Center for Produce Safety to examine dust in pathogen transfer
Researchers have conducted significant research into the role of water in foodborne outbreaks and to a lesser extent, soil’s contribution, but the potential for dust particles to transfer pathogens onto produce has been largely overlooked.
Through her project, “When the E. coli hits the fan! Evaluating the risks of dust-associated produce cross-contamination,” Kelly Bright, Ph.D., of the University of Arizona, hopes to gain a better understanding of the role of dust in pathogen transfer. Ultimately, she and her fellow researchers plan to develop best management practices (BMPs) to help growers better understand the risks and implement mitigation measures.
Bright will lead a combination of laboratory experiments and field studies in Arizona’s arid farming region, home to winter leafy greens production. Her work will involve conventionally and organically grown spinach and Romaine lettuce. Joining her as co-principal investigators at the University of Arizona are Walter Betancourt, Ph.D., and Charles Gerba, Ph.D.
At the University of Georgia, co-PIs Govindaraj Dev Kumar, Ph.D., and Laurel Dunn, Ph.D., will conduct the same laboratory and field studies, although under Georgia’s more humid conditions. Their work will involve bell peppers and tomatoes — two of the state’s predominant crops.

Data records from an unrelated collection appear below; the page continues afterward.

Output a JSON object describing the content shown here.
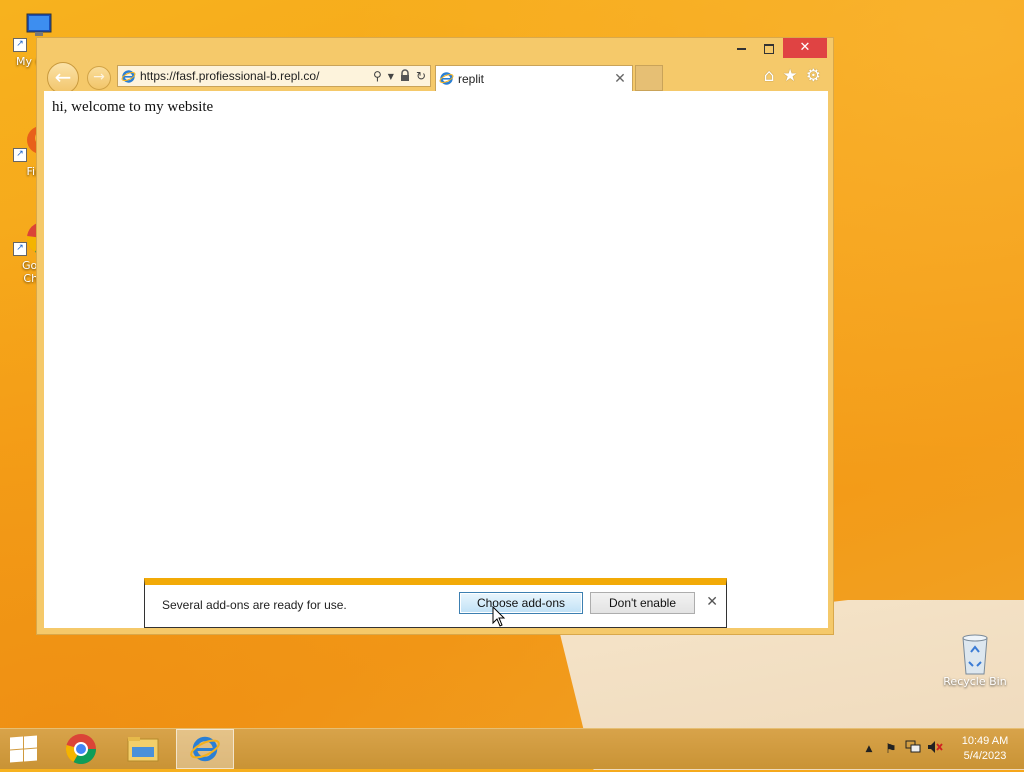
{
  "desktop": {
    "icons": [
      {
        "label": "My Co",
        "icon": "computer-icon"
      },
      {
        "label": "Fir",
        "icon": "firefox-icon"
      },
      {
        "label": "Goo\nChr",
        "icon": "chrome-icon"
      },
      {
        "label": "Recycle Bin",
        "icon": "recycle-bin-icon"
      }
    ]
  },
  "browser": {
    "window_controls": {
      "minimize": "minimize",
      "maximize": "maximize",
      "close": "✕"
    },
    "address": "https://fasf.profiessional-b.repl.co/",
    "tab": {
      "title": "replit",
      "close": "✕"
    },
    "toolbar_icons": [
      "home-icon",
      "favorites-icon",
      "settings-icon"
    ],
    "page": {
      "text": "hi, welcome to my website"
    }
  },
  "notification": {
    "message": "Several add-ons are ready for use.",
    "primary_button": "Choose add-ons",
    "secondary_button": "Don't enable",
    "close": "✕"
  },
  "taskbar": {
    "apps": [
      "chrome-icon",
      "file-explorer-icon",
      "internet-explorer-icon"
    ],
    "active_app": "internet-explorer-icon",
    "clock": {
      "time": "10:49 AM",
      "date": "5/4/2023"
    }
  },
  "colors": {
    "accent": "#f2aa07",
    "desktop": "#f6a319",
    "window_frame": "#f5c96a"
  }
}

Conducting the research in two diverse production regions will broaden the usefulness of the results, Bright said.
“With our collaborators being in Georgia, it will provide an entirely different region with a completely different environment, so that’s useful,” she said. “We could do the work just in Arizona, but then the type of data would be limited to regions that are arid. With different types of crops, different environmental and atmospheric conditions, and different growing seasons, it makes the data more applicable for a wider variety of crops and regions.
We want to partner our lab studies with the field studies to flesh out the data and have more relevant information to develop models.”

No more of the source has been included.